Apache Spark processes data in-memory while Hadoop MapReduce persists back to the disk after a map or reduce action. But Spark needs a lot of memory
Spark loads a process into memory and keeps it there until further notice, for the sake of caching.
Resilient Distributed Dataset (RDD), which allows you to transparently store data on memory and persist it to disc if it's needed.
Since Spark uses in-memory, there's no synchronisation barrier that's slowing you down. This is a major reason for Spark's performance.
Rather than just processing a batch of stored data, as is the case with MapReduce, Spark can also manipulate data in real time using Spark Streaming.
The DataFrames API was inspired by data frames in R and Python (Pandas), but designed from the ground-up to as an extension to the existing RDD API.
A DataFrame is a distributed collection of data organized into named columns, but with richer optimizations under the hood that supports to the speed of spark.
Using RDDs Spark simplifies complex operations like join and groupBy and in the backend, you’re dealing with fragmented data. That fragmentation is what enables Spark to execute in parallel.
Spark allows to develop complex, multi-step data pipelines using directed acyclic graph (DAG) pattern. It supports in-memory data sharing across DAGs, so that different jobs can work with the same data. DAGs are a major part of Sparks speed.
Hope this helps.
How does spark handle concurrent queries? I have read a bit about spark and underlying RDD's but I am unable to understand how concurrent queries would be handled?

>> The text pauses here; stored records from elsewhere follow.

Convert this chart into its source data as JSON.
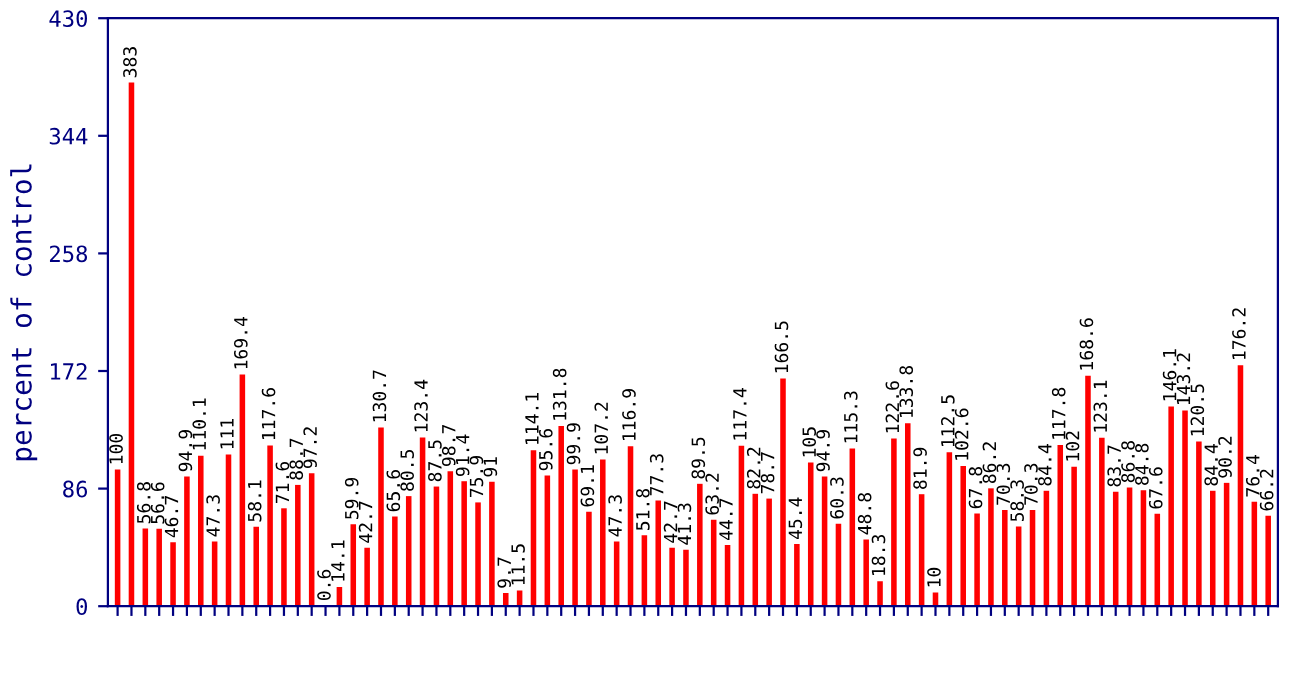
{
  "chart_data": {
    "type": "bar",
    "ylabel": "percent of control",
    "categories": [
      null,
      null,
      null,
      null,
      null,
      null,
      null,
      null,
      null,
      null,
      null,
      null,
      null,
      null,
      null,
      null,
      null,
      null,
      null,
      null,
      null,
      null,
      null,
      null,
      null,
      null,
      null,
      null,
      null,
      null,
      null,
      null,
      null,
      null,
      null,
      null,
      null,
      null,
      null,
      null,
      null,
      null,
      null,
      null,
      null,
      null,
      null,
      null,
      null,
      null,
      null,
      null,
      null,
      null,
      null,
      null,
      null,
      null,
      null,
      null,
      null,
      null,
      null,
      null,
      null,
      null,
      null,
      null,
      null,
      null,
      null,
      null,
      null,
      null,
      null,
      null,
      null,
      null,
      null,
      null,
      null,
      null,
      null,
      null
    ],
    "values": [
      100,
      383,
      56.8,
      56.6,
      46.7,
      94.9,
      110.1,
      47.3,
      111,
      169.4,
      58.1,
      117.6,
      71.6,
      88.7,
      97.2,
      0.6,
      14.1,
      59.9,
      42.7,
      130.7,
      65.6,
      80.5,
      123.4,
      87.5,
      98.7,
      91.4,
      75.9,
      91,
      9.7,
      11.5,
      114.1,
      95.6,
      131.8,
      99.9,
      69.1,
      107.2,
      47.3,
      116.9,
      51.8,
      77.3,
      42.7,
      41.3,
      89.5,
      63.2,
      44.7,
      117.4,
      82.2,
      78.7,
      166.5,
      45.4,
      105,
      94.9,
      60.3,
      115.3,
      48.8,
      18.3,
      122.6,
      133.8,
      81.9,
      10,
      112.5,
      102.6,
      67.8,
      86.2,
      70.3,
      58.3,
      70.3,
      84.4,
      117.8,
      102,
      168.6,
      123.1,
      83.7,
      86.8,
      84.8,
      67.6,
      146.1,
      143.2,
      120.5,
      84.4,
      90.2,
      176.2,
      76.4,
      66.2
    ],
    "color": "#ff0000",
    "ylim": [
      0,
      430
    ],
    "yticks": [
      0,
      86,
      172,
      258,
      344,
      430
    ],
    "data_labels": true,
    "grid": false
  }
}
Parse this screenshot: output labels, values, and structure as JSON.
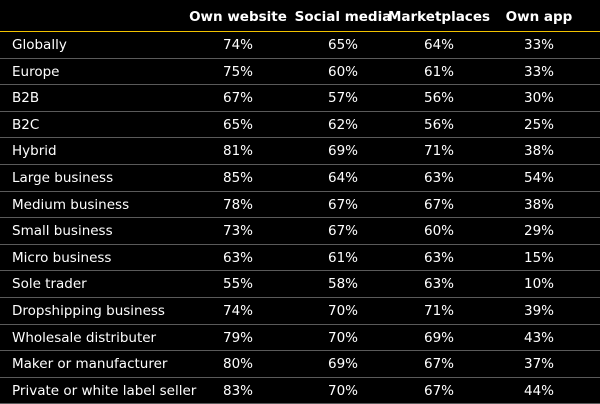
{
  "chart_data": {
    "type": "table",
    "columns": [
      "Own website",
      "Social media",
      "Marketplaces",
      "Own app"
    ],
    "rows": [
      {
        "label": "Globally",
        "values": [
          "74%",
          "65%",
          "64%",
          "33%"
        ]
      },
      {
        "label": "Europe",
        "values": [
          "75%",
          "60%",
          "61%",
          "33%"
        ]
      },
      {
        "label": "B2B",
        "values": [
          "67%",
          "57%",
          "56%",
          "30%"
        ]
      },
      {
        "label": "B2C",
        "values": [
          "65%",
          "62%",
          "56%",
          "25%"
        ]
      },
      {
        "label": "Hybrid",
        "values": [
          "81%",
          "69%",
          "71%",
          "38%"
        ]
      },
      {
        "label": "Large business",
        "values": [
          "85%",
          "64%",
          "63%",
          "54%"
        ]
      },
      {
        "label": "Medium business",
        "values": [
          "78%",
          "67%",
          "67%",
          "38%"
        ]
      },
      {
        "label": "Small business",
        "values": [
          "73%",
          "67%",
          "60%",
          "29%"
        ]
      },
      {
        "label": "Micro business",
        "values": [
          "63%",
          "61%",
          "63%",
          "15%"
        ]
      },
      {
        "label": "Sole trader",
        "values": [
          "55%",
          "58%",
          "63%",
          "10%"
        ]
      },
      {
        "label": "Dropshipping business",
        "values": [
          "74%",
          "70%",
          "71%",
          "39%"
        ]
      },
      {
        "label": "Wholesale distributer",
        "values": [
          "79%",
          "70%",
          "69%",
          "43%"
        ]
      },
      {
        "label": "Maker or manufacturer",
        "values": [
          "80%",
          "69%",
          "67%",
          "37%"
        ]
      },
      {
        "label": "Private or white label seller",
        "values": [
          "83%",
          "70%",
          "67%",
          "44%"
        ]
      }
    ]
  },
  "colors": {
    "background": "#000000",
    "text": "#ffffff",
    "header_rule": "#f2c200",
    "row_rule": "#5a5a5a"
  }
}
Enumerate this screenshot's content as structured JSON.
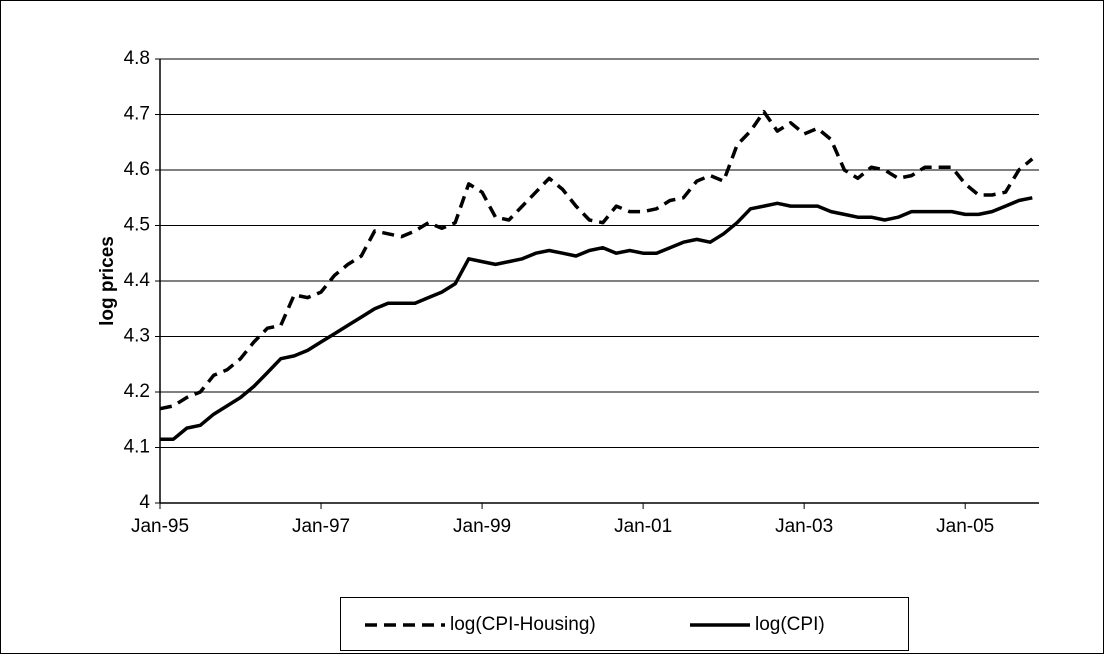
{
  "chart_data": {
    "type": "line",
    "y_label": "log prices",
    "categories": [
      "Jan-95",
      null,
      null,
      null,
      null,
      null,
      null,
      null,
      null,
      null,
      null,
      null,
      "Jan-97",
      null,
      null,
      null,
      null,
      null,
      null,
      null,
      null,
      null,
      null,
      null,
      "Jan-99",
      null,
      null,
      null,
      null,
      null,
      null,
      null,
      null,
      null,
      null,
      null,
      "Jan-01",
      null,
      null,
      null,
      null,
      null,
      null,
      null,
      null,
      null,
      null,
      null,
      "Jan-03",
      null,
      null,
      null,
      null,
      null,
      null,
      null,
      null,
      null,
      null,
      null,
      "Jan-05",
      null,
      null,
      null,
      null,
      null
    ],
    "series": [
      {
        "name": "log(CPI-Housing)",
        "color": "#000000",
        "line_style": "dashed",
        "values": [
          4.17,
          4.175,
          4.19,
          4.2,
          4.23,
          4.24,
          4.26,
          4.29,
          4.315,
          4.32,
          4.375,
          4.37,
          4.38,
          4.41,
          4.43,
          4.445,
          4.49,
          4.485,
          4.48,
          4.49,
          4.505,
          4.495,
          4.505,
          4.575,
          4.56,
          4.515,
          4.51,
          4.535,
          4.56,
          4.585,
          4.565,
          4.535,
          4.51,
          4.505,
          4.535,
          4.525,
          4.525,
          4.53,
          4.545,
          4.55,
          4.58,
          4.59,
          4.58,
          4.645,
          4.67,
          4.705,
          4.67,
          4.685,
          4.665,
          4.675,
          4.655,
          4.6,
          4.585,
          4.605,
          4.6,
          4.585,
          4.59,
          4.605,
          4.605,
          4.605,
          4.575,
          4.555,
          4.555,
          4.56,
          4.6,
          4.62
        ]
      },
      {
        "name": "log(CPI)",
        "color": "#000000",
        "line_style": "solid",
        "values": [
          4.115,
          4.115,
          4.135,
          4.14,
          4.16,
          4.175,
          4.19,
          4.21,
          4.235,
          4.26,
          4.265,
          4.275,
          4.29,
          4.305,
          4.32,
          4.335,
          4.35,
          4.36,
          4.36,
          4.36,
          4.37,
          4.38,
          4.395,
          4.44,
          4.435,
          4.43,
          4.435,
          4.44,
          4.45,
          4.455,
          4.45,
          4.445,
          4.455,
          4.46,
          4.45,
          4.455,
          4.45,
          4.45,
          4.46,
          4.47,
          4.475,
          4.47,
          4.485,
          4.505,
          4.53,
          4.535,
          4.54,
          4.535,
          4.535,
          4.535,
          4.525,
          4.52,
          4.515,
          4.515,
          4.51,
          4.515,
          4.525,
          4.525,
          4.525,
          4.525,
          4.52,
          4.52,
          4.525,
          4.535,
          4.545,
          4.55
        ]
      }
    ],
    "ylim": [
      4,
      4.8
    ],
    "yticks": [
      4,
      4.1,
      4.2,
      4.3,
      4.4,
      4.5,
      4.6,
      4.7,
      4.8
    ],
    "grid": true,
    "legend": "bottom"
  }
}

For example if I run a query which loads the data in memory and the entire available memory is consumed and at the same time someone else runs a query involving another set of data, how would spark allocate the memory to both the queries? Also what would be the impact if the priorities are taken into account.
Also can running lots of parallel queries would result in the machines hanging ?
Firstly Spark doesn't take the in-memory (RAM) more than threshold limit.
Spark tries to allocate the default in-memory to every job.
If there is insufficient memory for a new job then it tries to spill the in-memory content of LeastRecentlyUsed (LRU) RDD to disk and then allocates to new job.
Optionally you can also specify the storage of RDD like IN-MEMORY only, DISK only, MEMORY AND DISK etc..
Scenario: consider a low in-memory machine with huge no of jobs, then most of the RDDs will be placed in disk only, as per the above approach.
So, the jobs will continue to run but it will not take the advantage of Spark in-memory processing.
Spark does the memory allocation very intelligently.
If Spark used on top-of YARN then Resource manager also takes place in the resource allocation.